Judge J. Harvie Wilkinson said of a Trump Administration request to block a lower court’s order to return Garcia to the U.S., “The government is asserting a right to stash away residents of this country in foreign prisons without…due process that is foundational of our constitutional order…it claims in essence that because it has rid itself of custody that there is nothing that can be done.
This should be shocking not only to judges, but to the intuitive sense of liberty that Americans far removed from courthouses still hold dear.” Wilkinson added, “If today the Executive claims the right to deport without due process and in disregard of court orders, what assurance will there be tomorrow that it will not deport American citizens and then disclaim responsibility to bring them home? And what assurance shall there be that the Executive will not train its broad discretionary powers upon its political enemies?”
Judge James Boasberg, who has ruled on one of the deportation cases, issued the opinion that “probable cause exists to find the Government in criminal contempt” due to their “willful disregard” of a court order to halt deportations via the Alien Enemies Act.
The White House has posted on social media that Garcia is “NOT coming back.”
Alaska’s Republican Sen. Lisa Murkowski, speaking at a conference in Anchorage, said of the political climate in Trump’s D.C.: “We are all afraid. It’s quite a statement. But we are in a time and a place where I certainly have not been before. I’ll tell you, I’m often times very anxious myself about using my voice, because retaliation is real. And that’s not right.”

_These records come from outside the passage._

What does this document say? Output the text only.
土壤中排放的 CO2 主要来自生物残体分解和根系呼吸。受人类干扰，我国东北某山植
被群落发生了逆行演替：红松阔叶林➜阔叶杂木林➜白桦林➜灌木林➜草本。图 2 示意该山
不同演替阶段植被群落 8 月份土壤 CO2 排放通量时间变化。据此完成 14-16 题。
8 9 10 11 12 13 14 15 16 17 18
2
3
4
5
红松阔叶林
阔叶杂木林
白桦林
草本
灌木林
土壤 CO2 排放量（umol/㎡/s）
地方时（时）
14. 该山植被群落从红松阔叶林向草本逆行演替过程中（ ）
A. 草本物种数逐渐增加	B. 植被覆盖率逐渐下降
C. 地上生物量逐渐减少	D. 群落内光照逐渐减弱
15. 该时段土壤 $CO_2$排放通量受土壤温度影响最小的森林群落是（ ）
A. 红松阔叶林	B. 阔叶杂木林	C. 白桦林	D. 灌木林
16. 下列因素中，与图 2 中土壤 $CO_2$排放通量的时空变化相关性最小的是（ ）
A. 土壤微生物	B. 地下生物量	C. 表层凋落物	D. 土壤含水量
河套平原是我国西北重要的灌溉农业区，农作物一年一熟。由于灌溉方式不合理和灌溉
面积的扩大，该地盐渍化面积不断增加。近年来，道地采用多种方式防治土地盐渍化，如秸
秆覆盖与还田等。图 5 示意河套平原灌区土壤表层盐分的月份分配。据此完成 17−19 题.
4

On Easter Sunday Pope Francis condemned violent conflict, called for a ceasefire in Gaza, and decried stirring up contempt for “the vulnerable, the marginalized, and migrants.” Pope Francis passed the next day at age 88, just hours after a brief meeting with U.S. Vice President JD Vance. Shortly after Trump took office, the pope said in an open letter to American bishops that the initiation of a program of mass deportations” using a policy built on force “begins badly and will end badly.”

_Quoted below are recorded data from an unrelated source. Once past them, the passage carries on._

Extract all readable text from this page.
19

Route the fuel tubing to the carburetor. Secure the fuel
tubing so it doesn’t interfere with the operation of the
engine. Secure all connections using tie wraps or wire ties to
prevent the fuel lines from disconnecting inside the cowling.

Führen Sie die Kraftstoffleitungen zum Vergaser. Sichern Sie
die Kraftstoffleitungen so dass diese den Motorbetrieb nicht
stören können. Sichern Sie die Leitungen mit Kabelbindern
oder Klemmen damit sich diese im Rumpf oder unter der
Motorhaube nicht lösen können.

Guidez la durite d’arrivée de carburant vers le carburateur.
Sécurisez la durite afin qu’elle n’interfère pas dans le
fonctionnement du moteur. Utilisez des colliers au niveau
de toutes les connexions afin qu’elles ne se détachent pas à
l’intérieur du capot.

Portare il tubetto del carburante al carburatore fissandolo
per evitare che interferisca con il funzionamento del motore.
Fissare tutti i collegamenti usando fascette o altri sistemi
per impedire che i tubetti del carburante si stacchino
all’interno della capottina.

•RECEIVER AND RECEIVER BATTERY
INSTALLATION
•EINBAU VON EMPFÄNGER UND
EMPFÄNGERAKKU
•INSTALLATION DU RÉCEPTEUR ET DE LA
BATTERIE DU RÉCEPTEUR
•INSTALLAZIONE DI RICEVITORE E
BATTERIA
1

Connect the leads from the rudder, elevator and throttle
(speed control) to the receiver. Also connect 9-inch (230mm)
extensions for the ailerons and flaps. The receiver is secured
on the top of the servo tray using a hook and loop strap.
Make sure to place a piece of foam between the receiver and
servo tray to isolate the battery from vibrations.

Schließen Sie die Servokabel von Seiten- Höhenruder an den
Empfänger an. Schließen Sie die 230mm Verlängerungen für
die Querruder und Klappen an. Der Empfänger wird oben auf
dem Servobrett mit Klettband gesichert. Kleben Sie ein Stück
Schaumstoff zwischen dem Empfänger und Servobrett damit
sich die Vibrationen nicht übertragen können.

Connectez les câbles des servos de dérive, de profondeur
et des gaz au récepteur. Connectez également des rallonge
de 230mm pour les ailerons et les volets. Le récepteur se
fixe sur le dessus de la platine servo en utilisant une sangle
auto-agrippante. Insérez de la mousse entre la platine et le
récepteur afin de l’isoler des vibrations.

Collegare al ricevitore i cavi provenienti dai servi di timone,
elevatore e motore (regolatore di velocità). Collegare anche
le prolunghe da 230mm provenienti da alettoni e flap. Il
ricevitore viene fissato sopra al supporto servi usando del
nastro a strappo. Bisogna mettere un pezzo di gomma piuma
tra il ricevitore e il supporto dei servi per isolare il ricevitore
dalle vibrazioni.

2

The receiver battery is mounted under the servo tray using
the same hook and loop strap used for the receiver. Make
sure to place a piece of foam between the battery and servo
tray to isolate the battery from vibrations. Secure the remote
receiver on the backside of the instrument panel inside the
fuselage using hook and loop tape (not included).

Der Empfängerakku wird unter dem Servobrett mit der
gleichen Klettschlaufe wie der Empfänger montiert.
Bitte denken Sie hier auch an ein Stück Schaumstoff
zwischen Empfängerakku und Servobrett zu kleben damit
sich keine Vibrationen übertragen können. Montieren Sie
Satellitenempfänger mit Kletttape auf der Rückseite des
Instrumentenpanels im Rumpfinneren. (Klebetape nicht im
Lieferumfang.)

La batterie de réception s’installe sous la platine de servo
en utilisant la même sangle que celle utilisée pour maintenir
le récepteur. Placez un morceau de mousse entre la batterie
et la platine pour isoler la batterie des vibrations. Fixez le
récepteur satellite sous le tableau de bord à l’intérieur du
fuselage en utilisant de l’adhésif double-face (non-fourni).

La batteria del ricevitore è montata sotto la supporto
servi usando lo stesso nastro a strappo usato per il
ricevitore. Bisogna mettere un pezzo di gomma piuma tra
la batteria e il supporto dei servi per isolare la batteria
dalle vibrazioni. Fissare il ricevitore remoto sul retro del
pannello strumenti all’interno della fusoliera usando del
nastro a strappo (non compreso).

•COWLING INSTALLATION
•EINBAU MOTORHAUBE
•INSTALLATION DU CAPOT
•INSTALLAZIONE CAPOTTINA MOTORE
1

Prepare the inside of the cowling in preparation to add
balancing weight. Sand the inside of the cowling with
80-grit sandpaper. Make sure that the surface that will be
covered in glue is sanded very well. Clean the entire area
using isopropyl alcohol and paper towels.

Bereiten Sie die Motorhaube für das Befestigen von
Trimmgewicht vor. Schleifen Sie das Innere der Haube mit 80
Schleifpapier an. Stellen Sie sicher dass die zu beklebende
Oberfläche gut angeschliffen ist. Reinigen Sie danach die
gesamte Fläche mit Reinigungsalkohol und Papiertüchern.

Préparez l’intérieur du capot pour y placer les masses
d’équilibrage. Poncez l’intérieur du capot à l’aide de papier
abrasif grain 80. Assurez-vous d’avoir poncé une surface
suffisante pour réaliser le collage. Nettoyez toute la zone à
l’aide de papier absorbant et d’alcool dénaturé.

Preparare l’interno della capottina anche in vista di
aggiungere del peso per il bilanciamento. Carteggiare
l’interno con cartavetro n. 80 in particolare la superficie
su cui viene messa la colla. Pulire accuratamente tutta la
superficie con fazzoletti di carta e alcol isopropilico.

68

In the next two years the Trump Administration could spend as much as $45 billion to build new migrant detention facilities. In 2024 $3.4 billion was allocated for that: The New York Times. Pertinent headlines: A deadly E. coli outbreak hit 15 states, but the FDA chose not to publicize it; Hundreds of scholars say US is swiftly heading toward authoritarianism.
Executive orders that survive legal challenges can be reversed by the next president: U.S. News.
“No Kings” was the theme for recent protests against the Trump agenda of undermining democratic ideals. It dovetailed with the 250th anniversary of the beginning of the Revolutionary War effort to disengage from being ruled by England’s king.
The Guardian said it was the second wave of coast-to-coast protests this month. Protest signs included: “It’s our turn to fight tyranny” and “Make America Smart Again,” a reminder to regain knowledge of rule of law and how democracy works.
Blast from the past: “Nobody makes a greater mistake than he who did nothing because he could do only a little.” Edmund Burke, British statesman, author and orator, 1729-1797. During the Revolutionary War he urged the British government to reconcile with the Colonies.